Key defense witnesses will be the five senators themselves, who will be given an opportunity to present their cases in detail and to try to knock down the accusations of previous witnesses.

The committee is trying to find out whether the five improperly acted on Keating's behalf in return for his contributions to their campaigns and causes. All five deny any wrongdoing.

In addition to Senator Cranston they are: Dennis DeConcini (D) of Arizona, John Glenn (D) of Ohio, John McCain (R) of Arizona, and Donald Riegle (D) of Michigan.

No one knows how the six committee members will assess the differing testimony on the presence or absence of political pressure, as they seek to arrive at a majority opinion about the propriety of the actions of their five colleagues.

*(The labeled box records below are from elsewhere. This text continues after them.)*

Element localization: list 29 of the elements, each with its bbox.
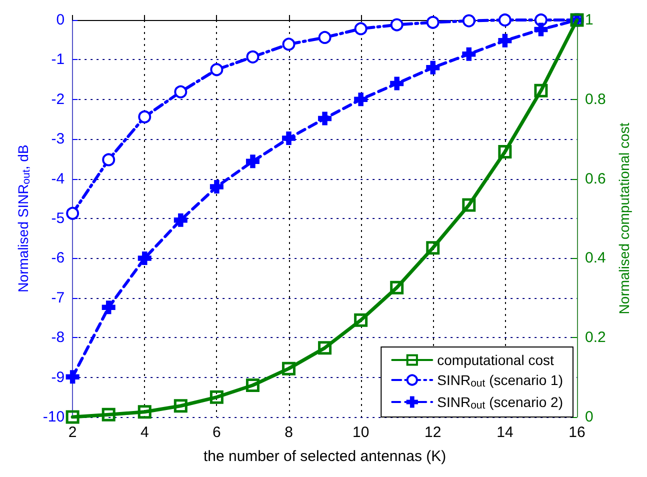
y-tick-label: 0 — [56, 12, 65, 28]
y2-tick-label: 0 — [585, 408, 594, 426]
x-tick-label: 12 — [424, 424, 442, 441]
y-tick-label: -9 — [51, 368, 65, 386]
y-axis-title: Normalised SINRout, dB — [15, 144, 32, 292]
x-tick-label: 14 — [496, 424, 514, 441]
y2-axis-title: Normalised computational cost — [616, 122, 632, 314]
y-tick-label: -4 — [51, 170, 65, 188]
y2-tick-label: 0.4 — [585, 250, 606, 267]
y-tick-label: -1 — [51, 51, 65, 68]
x-tick-label: 16 — [568, 424, 586, 441]
y-tick-label: -6 — [51, 250, 65, 267]
x-tick-label: 2 — [68, 424, 77, 441]
y-tick-label: -10 — [42, 408, 65, 426]
y-tick-label: -7 — [51, 289, 65, 306]
y-tick-label: -5 — [51, 210, 65, 227]
y2-tick-label: 0.6 — [585, 170, 606, 188]
y-tick-label: -3 — [51, 130, 65, 148]
x-tick-label: 10 — [352, 424, 370, 441]
x-tick-label: 4 — [140, 424, 149, 441]
y2-tick-label: 0.2 — [585, 329, 606, 346]
y-tick-label: -8 — [51, 329, 65, 346]
legend-label: computational cost — [437, 352, 554, 368]
y-tick-label: -2 — [51, 90, 65, 108]
x-axis-title: the number of selected antennas (K) — [203, 448, 446, 465]
y2-tick-label: 1 — [585, 12, 594, 28]
x-tick-label: 8 — [284, 424, 293, 441]
x-tick-label: 6 — [212, 424, 221, 441]
y2-tick-label: 0.8 — [585, 90, 606, 108]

THE Keating case is but one of several potentially divisive issues Congress will be taking up shortly. At the top of the list is the situation in the Gulf: Will there be peace or war? Should President Bush get congressional consent in advance of any offensive military action? Early debate already is under way; should it become full-scale, the outlook is for deep divisions in both Senate and House, and within both parties.

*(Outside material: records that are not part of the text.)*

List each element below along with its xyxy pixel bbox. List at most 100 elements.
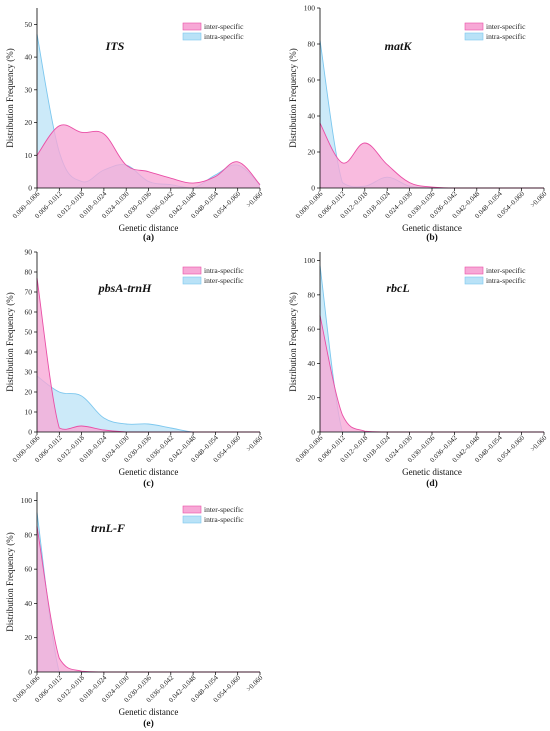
gene-title: matK: [385, 39, 413, 53]
y-tick-label: 0: [28, 428, 32, 437]
chart-panel-4: 0204060801000.000–0.0060.006–0.0120.012–…: [288, 252, 549, 489]
legend-swatch-intra-specific: [182, 515, 202, 524]
y-tick-label: 70: [25, 288, 33, 297]
y-tick-label: 30: [25, 368, 33, 377]
y-axis-title: Distribution Frequency (%): [288, 48, 298, 147]
y-tick-label: 20: [308, 148, 316, 157]
series-line-inter-specific: [36, 526, 260, 673]
y-tick-label: 60: [25, 565, 33, 574]
x-tick-label: >0.060: [245, 673, 265, 693]
gene-title: rbcL: [386, 281, 409, 295]
y-tick-label: 0: [311, 428, 315, 437]
series-area-inter-specific: [37, 376, 260, 432]
chart-panel-1: 010203040500.000–0.0060.006–0.0120.012–0…: [5, 8, 265, 243]
y-axis-title: Distribution Frequency (%): [5, 292, 15, 391]
legend-label: inter-specific: [486, 22, 526, 31]
y-tick-label: 20: [25, 388, 33, 397]
y-tick-label: 10: [25, 151, 33, 160]
gene-title: pbsA-trnH: [98, 281, 152, 295]
y-tick-label: 80: [308, 290, 316, 299]
legend-swatch-intra-specific: [182, 32, 202, 41]
series-area-inter-specific: [320, 315, 544, 432]
legend-label: inter-specific: [204, 22, 244, 31]
x-axis-title: Genetic distance: [119, 223, 179, 233]
x-tick-label: >0.060: [529, 189, 549, 209]
legend-label: intra-specific: [486, 276, 526, 285]
y-tick-label: 60: [25, 308, 33, 317]
y-tick-label: 30: [25, 85, 33, 94]
x-axis-title: Genetic distance: [119, 707, 179, 717]
legend-swatch-inter-specific: [182, 22, 202, 31]
x-axis-title: Genetic distance: [402, 223, 462, 233]
x-tick-label: >0.060: [245, 189, 265, 209]
y-tick-label: 0: [28, 668, 32, 677]
chart-panel-2: 0204060801000.000–0.0060.006–0.0120.012–…: [288, 4, 549, 244]
x-axis-title: Genetic distance: [402, 467, 462, 477]
panel-label: (b): [426, 232, 438, 243]
panel-label: (d): [426, 478, 438, 489]
y-tick-label: 40: [25, 53, 33, 62]
legend-label: intra-specific: [204, 266, 244, 275]
panel-label: (e): [143, 718, 154, 729]
x-tick-label: >0.060: [245, 433, 265, 453]
legend-label: intra-specific: [204, 515, 244, 524]
y-tick-label: 100: [21, 496, 33, 505]
chart-panel-5: 0204060801000.000–0.0060.006–0.0120.012–…: [5, 492, 265, 729]
legend-label: inter-specific: [204, 505, 244, 514]
y-tick-label: 40: [308, 359, 316, 368]
legend-label: intra-specific: [204, 32, 244, 41]
y-axis-title: Distribution Frequency (%): [5, 48, 15, 147]
y-tick-label: 60: [308, 325, 316, 334]
series-line-inter-specific: [319, 315, 544, 433]
legend-swatch-inter-specific: [182, 505, 202, 514]
series-area-inter-specific: [320, 123, 544, 188]
y-tick-label: 20: [25, 118, 33, 127]
y-tick-label: 100: [304, 4, 316, 13]
y-tick-label: 0: [311, 184, 315, 193]
y-tick-label: 80: [308, 40, 316, 49]
legend-label: inter-specific: [204, 276, 244, 285]
legend-swatch-inter-specific: [464, 22, 484, 31]
y-tick-label: 60: [308, 76, 316, 85]
y-tick-label: 50: [25, 328, 33, 337]
y-tick-label: 100: [304, 256, 316, 265]
series-area-intra-specific: [320, 265, 544, 432]
x-axis-title: Genetic distance: [119, 467, 179, 477]
chart-panel-3: 01020304050607080900.000–0.0060.006–0.01…: [5, 248, 265, 490]
y-tick-label: 10: [25, 408, 33, 417]
y-axis-title: Distribution Frequency (%): [5, 532, 15, 631]
y-tick-label: 90: [25, 248, 33, 257]
panel-label: (c): [143, 478, 154, 489]
legend-label: intra-specific: [486, 32, 526, 41]
y-tick-label: 80: [25, 530, 33, 539]
series-line-intra-specific: [36, 512, 260, 673]
series-line-intra-specific: [319, 265, 544, 433]
panel-label: (a): [143, 232, 154, 243]
legend-swatch-intra-specific: [182, 266, 202, 275]
legend-label: inter-specific: [486, 266, 526, 275]
gene-title: ITS: [105, 39, 125, 53]
y-tick-label: 40: [25, 348, 33, 357]
gene-title: trnL-F: [91, 521, 125, 535]
y-axis-title: Distribution Frequency (%): [288, 292, 298, 391]
y-tick-label: 40: [25, 599, 33, 608]
y-tick-label: 20: [308, 393, 316, 402]
y-tick-label: 50: [25, 20, 33, 29]
legend-swatch-intra-specific: [464, 276, 484, 285]
legend-swatch-inter-specific: [182, 276, 202, 285]
series-area-inter-specific: [37, 526, 260, 672]
y-tick-label: 40: [308, 112, 316, 121]
legend-swatch-inter-specific: [464, 266, 484, 275]
series-area-intra-specific: [37, 512, 260, 672]
series-area-inter-specific: [37, 124, 260, 188]
legend-swatch-intra-specific: [464, 32, 484, 41]
y-tick-label: 0: [28, 184, 32, 193]
y-tick-label: 80: [25, 268, 33, 277]
y-tick-label: 20: [25, 633, 33, 642]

The second deeply divisive issue the full Congress will have to deal with late this year is the United States economy and the federal budget deficit. At present, however, it seems barely noticed in a Washington largely wrapped up in the Gulf issue.

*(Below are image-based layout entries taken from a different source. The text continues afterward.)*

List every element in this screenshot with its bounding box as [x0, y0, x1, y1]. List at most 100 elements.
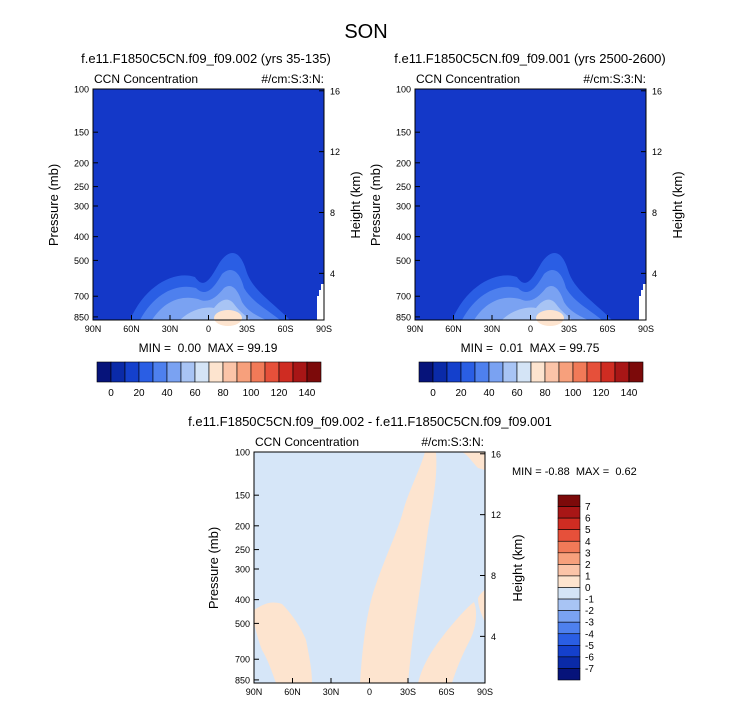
colorbar-swatch: [488, 361, 504, 383]
colorbar-label: 7: [585, 502, 591, 513]
colorbar-swatch: [628, 361, 644, 383]
colorbar-label: 100: [243, 388, 260, 399]
colorbar-swatch: [278, 361, 294, 383]
x-tick-label: 60N: [284, 687, 301, 697]
colorbar-swatch: [557, 540, 581, 554]
colorbar-label: -7: [585, 664, 594, 675]
y-tick-label: 100: [396, 85, 411, 95]
y-tick-label: 300: [235, 565, 250, 575]
x-tick-label: 0: [367, 687, 372, 697]
x-tick-label: 30N: [323, 687, 340, 697]
colorbar-label: 20: [455, 388, 467, 399]
colorbar-swatch: [222, 361, 238, 383]
colorbar-swatch: [250, 361, 266, 383]
colorbar-swatch: [446, 361, 462, 383]
y-right-tick-label: 8: [652, 208, 657, 218]
colorbar-swatch: [557, 564, 581, 577]
colorbar-swatch: [502, 361, 518, 383]
panel-left-ylabel-right: Height (km): [348, 171, 363, 238]
colorbar-swatch: [138, 361, 154, 383]
colorbar-swatch: [474, 361, 490, 383]
x-tick-label: 60N: [445, 324, 462, 334]
colorbar-swatch: [557, 587, 581, 600]
colorbar-label: -6: [585, 652, 594, 663]
x-tick-label: 30S: [561, 324, 577, 334]
x-tick-label: 30S: [239, 324, 255, 334]
x-tick-label: 60S: [599, 324, 615, 334]
colorbar-swatch: [292, 361, 308, 383]
panel-right-ylabel: Pressure (mb): [368, 164, 383, 246]
colorbar-label: 60: [511, 388, 523, 399]
colorbar-swatch: [586, 361, 602, 383]
y-tick-label: 850: [396, 312, 411, 322]
panel-right-ylabel-right: Height (km): [670, 171, 685, 238]
panel-diff-ylabel-right: Height (km): [510, 534, 525, 601]
y-tick-label: 850: [235, 675, 250, 685]
colorbar-swatch: [96, 361, 112, 383]
panel-right-ground-mask: [639, 284, 646, 320]
colorbar-label: 140: [299, 388, 316, 399]
y-right-tick-label: 16: [491, 449, 501, 459]
colorbar-label: 3: [585, 548, 591, 559]
colorbar-swatch: [557, 610, 581, 623]
colorbar-label: 0: [108, 388, 114, 399]
x-tick-label: 60N: [123, 324, 140, 334]
colorbar-label: 60: [189, 388, 201, 399]
y-right-tick-label: 4: [652, 269, 657, 279]
y-tick-label: 150: [74, 128, 89, 138]
x-tick-label: 30N: [162, 324, 179, 334]
panel-left-field-label: CCN Concentration: [94, 72, 198, 86]
colorbar-label: -3: [585, 618, 594, 629]
x-tick-label: 60S: [277, 324, 293, 334]
y-tick-label: 300: [74, 202, 89, 212]
colorbar-swatch: [557, 633, 581, 646]
colorbar-swatch: [530, 361, 546, 383]
y-tick-label: 200: [235, 521, 250, 531]
colorbar-swatch: [418, 361, 434, 383]
panel-right-plume: [452, 252, 612, 326]
x-tick-label: 90N: [407, 324, 424, 334]
colorbar-label: 1: [585, 571, 591, 582]
y-tick-label: 300: [396, 202, 411, 212]
colorbar-swatch: [572, 361, 588, 383]
colorbar-swatch: [194, 361, 210, 383]
panel-diff-title: f.e11.F1850C5CN.f09_f09.002 - f.e11.F185…: [188, 414, 552, 429]
x-tick-label: 30S: [400, 687, 416, 697]
positive-region-west: [254, 602, 312, 683]
y-right-tick-label: 4: [330, 269, 335, 279]
panel-right-y-tick-labels: 100 150 200 250 300 400 500 700 850: [396, 85, 420, 322]
y-tick-label: 400: [74, 232, 89, 242]
y-right-tick-label: 12: [330, 147, 340, 157]
colorbar-label: 80: [217, 388, 229, 399]
plume-peak: [214, 310, 242, 326]
y-tick-label: 500: [396, 256, 411, 266]
colorbar-swatch: [152, 361, 168, 383]
panel-left: f.e11.F1850C5CN.f09_f09.002 (yrs 35-135)…: [46, 51, 363, 355]
x-tick-label: 0: [206, 324, 211, 334]
panel-diff-stats: MIN = -0.88 MAX = 0.62: [512, 466, 637, 478]
colorbar-label: 80: [539, 388, 551, 399]
colorbar-swatch: [544, 361, 560, 383]
panel-right-title: f.e11.F1850C5CN.f09_f09.001 (yrs 2500-26…: [394, 51, 665, 66]
panel-left-right-tick-labels: 4 8 12 16: [319, 86, 340, 279]
y-tick-label: 500: [74, 256, 89, 266]
x-tick-label: 0: [528, 324, 533, 334]
colorbar-swatch: [166, 361, 182, 383]
colorbar-horizontal-left: 0 20 40 60 80 100 120 140: [96, 361, 322, 399]
y-tick-label: 100: [74, 85, 89, 95]
panel-diff-ylabel: Pressure (mb): [206, 527, 221, 609]
colorbar-swatch: [557, 645, 581, 658]
y-tick-label: 100: [235, 448, 250, 458]
colorbar-label: -2: [585, 606, 594, 617]
y-right-tick-label: 4: [491, 632, 496, 642]
colorbar-swatch: [558, 361, 574, 383]
y-tick-label: 400: [235, 595, 250, 605]
y-right-tick-label: 12: [491, 510, 501, 520]
panel-right-stats: MIN = 0.01 MAX = 99.75: [461, 341, 600, 355]
y-right-tick-label: 8: [330, 208, 335, 218]
x-tick-label: 90S: [477, 687, 493, 697]
x-tick-label: 90N: [85, 324, 102, 334]
y-tick-label: 200: [396, 158, 411, 168]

Compared with these two issues, the Keating case - while encompassing to the five accused senators - commands less attention in official Washington.

Like some but not all witnesses Ms. Stewart was the picture of confidence and authoritativeness as Cranston's attorney, William Taylor III, led her through her testimony. Her answers to Mr. Taylor's questions were well-organized, to the point and brief.

She said she was aware of a call made by a Cranston aide expressing displeasure with the board's treatment of Lincoln. But she said such calls from Capitol Hill were ``not uncommon at all.''

Some of her comments supported the decisions of Edwin Gray, former top thrift regulator; some experts on the savings-and-loan scandal have sharply criticized him for not having put Keating's bank into receivership when his San Francisco regulators recommended it in 1987.

Mr. Gray could not have done that, Stewart indicated without mentioning him by name, because the San Francisco regulators did not give him a strong enough case. For one thing, she said, ``the recommendations from San Francisco did not document dissipation of assets'' by Lincoln.

Further, she charged, the San Francisco regulators previously had taken ``only minimal supervisory action'' to pressure Lincoln ``to get their high-risk activities under control.''

The word picture she drew is a stark contrast from the one that San Francisco regulators painted in earlier appearances before the same committee. They said they felt pressured by the appearance of the five senators in a Washington meeting, and indicated that they had provided ample evidence to their Washington regulatory bosses of the need to put Lincoln into receivership.